Too Many Books #2 - The Cotswolds
You visit the resoundingly gorgeous Cotswolds, buy some books—too many—and come pretty close to having a breakdown in Bourton-on-the-Water.
Oh, the Cotswolds. To visit is to travel back in time.
Villages here are so immaculate and picturesque that they rival in beauty even that of the surrounding nature. Sand-coloured limestone, the primary medium used for its architecture, gives the area its distinct, almost fairy-tale look, be it vainglorious manor estates (of which there are many) or the ‘umble town chippy (fewer, but as essential to a town as its church 1).
It’s a rejuvenating place to be; a fine emollient for those, like you, weary-worn from dismal train journeys and technology-abundant spaces, questioning your entire life. When the world is feeling somewhat morose, seek out pretty things—it actually helps. It’s not, as it might sound, a frivolous pursuit but a necessary rebalance 2.
Two little goats are enclosed at the rear of the cabin you booked on Airbnb weeks earlier, a welcome surprise, for you don’t recall reading about them in the listing. When you pull the car up outside3 they come running excitedly to greet you, and it’s not because they intend to convince you to vote Reform, they just want their heads smoothed. You look next at a raft of ducks swimming the lake out front, going about their ducky business, inverting themselves occasionally, little webbed orange feet kicking air, and think none of these creatures has even heard of Bitcoin or ChatGPT. Incredible. Look how happy they are.

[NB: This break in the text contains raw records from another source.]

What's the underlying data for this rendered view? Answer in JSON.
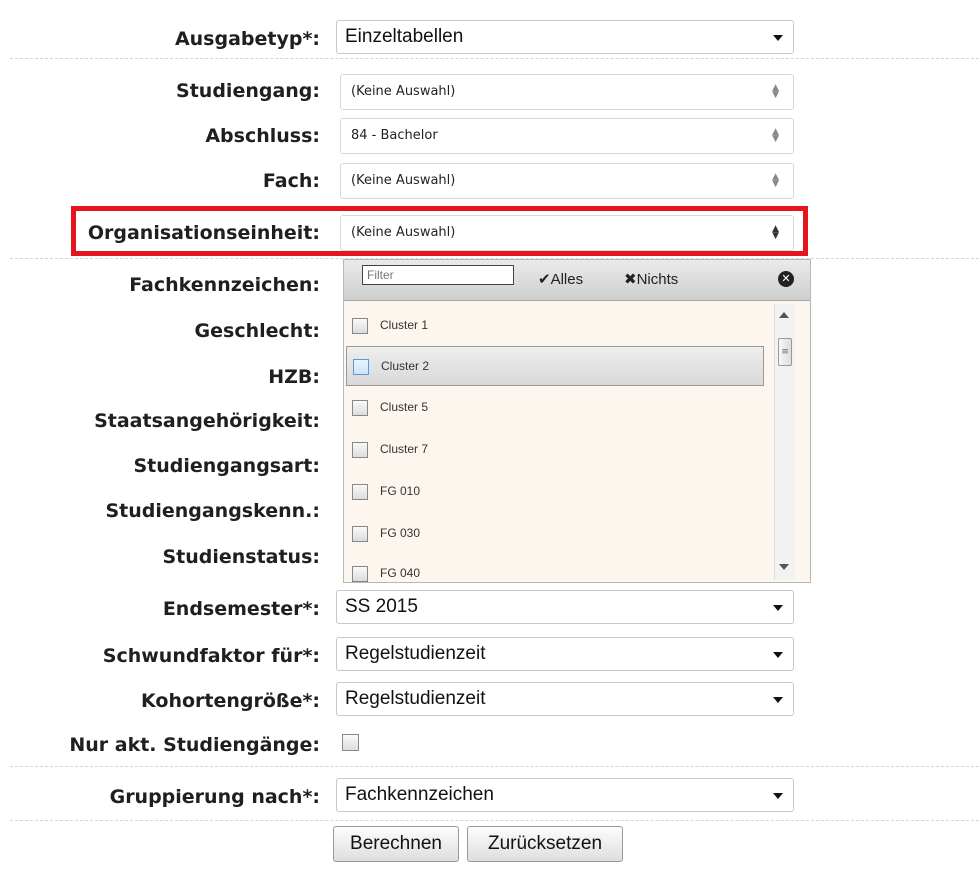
{
  "form": {
    "ausgabetyp": {
      "label": "Ausgabetyp*:",
      "value": "Einzeltabellen"
    },
    "studiengang": {
      "label": "Studiengang:",
      "value": "(Keine Auswahl)"
    },
    "abschluss": {
      "label": "Abschluss:",
      "value": "84 - Bachelor"
    },
    "fach": {
      "label": "Fach:",
      "value": "(Keine Auswahl)"
    },
    "organisationseinheit": {
      "label": "Organisationseinheit:",
      "value": "(Keine Auswahl)"
    },
    "fachkennzeichen": {
      "label": "Fachkennzeichen:"
    },
    "geschlecht": {
      "label": "Geschlecht:"
    },
    "hzb": {
      "label": "HZB:"
    },
    "staatsangehoerigkeit": {
      "label": "Staatsangehörigkeit:"
    },
    "studiengangsart": {
      "label": "Studiengangsart:"
    },
    "studiengangskenn": {
      "label": "Studiengangskenn.:"
    },
    "studienstatus": {
      "label": "Studienstatus:"
    },
    "endsemester": {
      "label": "Endsemester*:",
      "value": "SS 2015"
    },
    "schwundfaktor": {
      "label": "Schwundfaktor für*:",
      "value": "Regelstudienzeit"
    },
    "kohortengroesse": {
      "label": "Kohortengröße*:",
      "value": "Regelstudienzeit"
    },
    "nur_akt": {
      "label": "Nur akt. Studiengänge:",
      "checked": false
    },
    "gruppierung": {
      "label": "Gruppierung nach*:",
      "value": "Fachkennzeichen"
    }
  },
  "dropdown": {
    "filter_placeholder": "Filter",
    "select_all": "✔Alles",
    "select_none": "✖Nichts",
    "close_symbol": "✕",
    "options": [
      {
        "label": "Cluster 1",
        "checked": false
      },
      {
        "label": "Cluster 2",
        "checked": false,
        "hover": true
      },
      {
        "label": "Cluster 5",
        "checked": false
      },
      {
        "label": "Cluster 7",
        "checked": false
      },
      {
        "label": "FG 010",
        "checked": false
      },
      {
        "label": "FG 030",
        "checked": false
      },
      {
        "label": "FG 040",
        "checked": false
      }
    ]
  },
  "buttons": {
    "calculate": "Berechnen",
    "reset": "Zurücksetzen"
  },
  "colors": {
    "highlight": "#e4151f",
    "dropdown_bg": "#fdf6ee"
  }
}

Elsewhere on the farm are more goats of varying size and hornedness, three woolly alpacas, a rather gormless-looking pig (bless him), plenty of sheep, cows, horses, Shetland ponies, and donkeys—not to mention the teeming wildlife, including shy Muntjac deer, rabbits, pheasants, grouse—all content to graze their grassy confines; none seem eager to discuss their innovative new web startups or sell you NFTs; none with smartphones playing TikTok reels at full volume.
In other words: heaven.
Inside, the cabin is quaint and open-plan 4. It is also swelteringly hot, the considerate hosts having switched on the heating in advance of your arrival. There is a small television and DVD player, but no Wi-Fi, and mobile reception on the farm is abysmal. But it doesn’t matter. You’re here to connect with something else. You want to be beguiled by someplace new, yet also reassuringly old, steadfast even, and to forget everything else for a while.

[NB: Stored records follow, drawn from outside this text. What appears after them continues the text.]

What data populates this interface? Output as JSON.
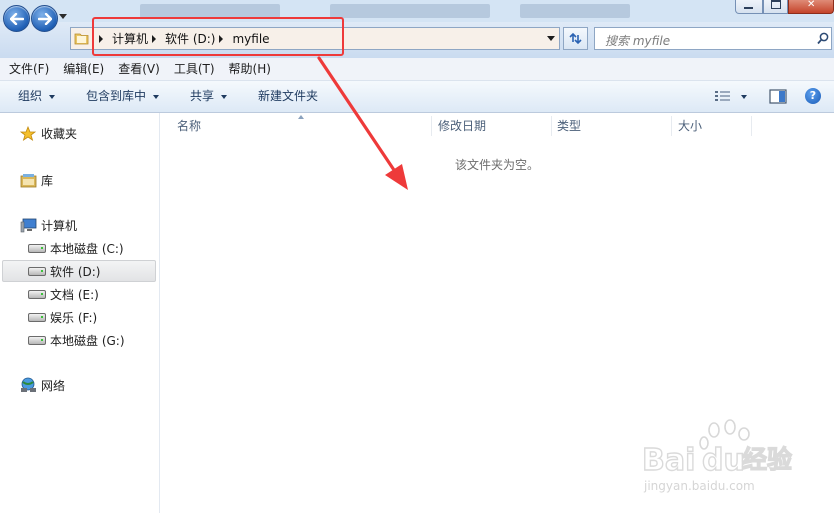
{
  "window": {
    "controls": {
      "minimize": "—",
      "maximize": "□",
      "close": "✕"
    }
  },
  "address": {
    "crumbs": [
      "计算机",
      "软件 (D:)",
      "myfile"
    ]
  },
  "search": {
    "placeholder": "搜索 myfile"
  },
  "menu": [
    "文件(F)",
    "编辑(E)",
    "查看(V)",
    "工具(T)",
    "帮助(H)"
  ],
  "toolbar": {
    "organize": "组织",
    "include_in_library": "包含到库中",
    "share": "共享",
    "new_folder": "新建文件夹"
  },
  "nav": {
    "favorites": "收藏夹",
    "libraries": "库",
    "computer": "计算机",
    "drives": [
      "本地磁盘 (C:)",
      "软件 (D:)",
      "文档 (E:)",
      "娱乐 (F:)",
      "本地磁盘 (G:)"
    ],
    "selected_drive": "软件 (D:)",
    "network": "网络"
  },
  "columns": [
    "名称",
    "修改日期",
    "类型",
    "大小"
  ],
  "content": {
    "empty_message": "该文件夹为空。"
  },
  "watermark": {
    "brand_a": "Bai",
    "brand_b": "du",
    "brand_cn": "经验",
    "url": "jingyan.baidu.com"
  },
  "colors": {
    "annotation_red": "#ee3a3a",
    "nav_bg": "#dfeaf7",
    "toolbar_text": "#1e3a5f"
  },
  "icons": {
    "back": "arrow-left-icon",
    "forward": "arrow-right-icon",
    "folder": "folder-icon",
    "refresh": "refresh-icon",
    "search": "search-icon",
    "views": "view-options-icon",
    "preview_pane": "preview-pane-icon",
    "help": "help-icon",
    "favorites": "star-icon",
    "libraries": "library-icon",
    "computer": "computer-icon",
    "drive": "drive-icon",
    "network": "network-icon"
  }
}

You’re here, also, for books. And, having stopped at a couple of towns on the way in, you’re already up seven.
In Stroud’s Borderless Books, you picked up Transcription by Ben Lerner. You know nothing about the author, who looks in his jacket photo like he’s been caught impersonating Jonathan Franzen again out in the back yard, other than seeing some recent social media chatter about this, his latest book. But word online was too vague and noncommittal to gauge its favourability (or otherwise). So you took the rather slim yet intriguing volume to the till, to “lerner” little something about him.
A brief look inside Fireside Bookshop—because the parking was running out— yielded two: The Dalkey Archive by Flann O’Brien and The Silence by Don DeLillo. Given DeLillo is your favourite writer, you have already read The Silence. Not only that, you own two copies of it. You justified the purchase by telling yourself that those at home are UK editions, whereas this is the US one, therefore different.
At Oxfam Books in Cirencester, and for the jolly good price of one pound, you said yes to Marry Me by John Updike. You are currently reading another Updike, a later one, In The Beauty of the Lilies, which you brought along.
You initially left Waterstones empty-handed but, after a meal at a nearby eatery, headed back and bought three books: Beasts of England by Adam Biles, House of Splendid Isolation by Edna O’Brien and Drive Your Plow Over the Bones of the Dead by Olga Tokarczuk.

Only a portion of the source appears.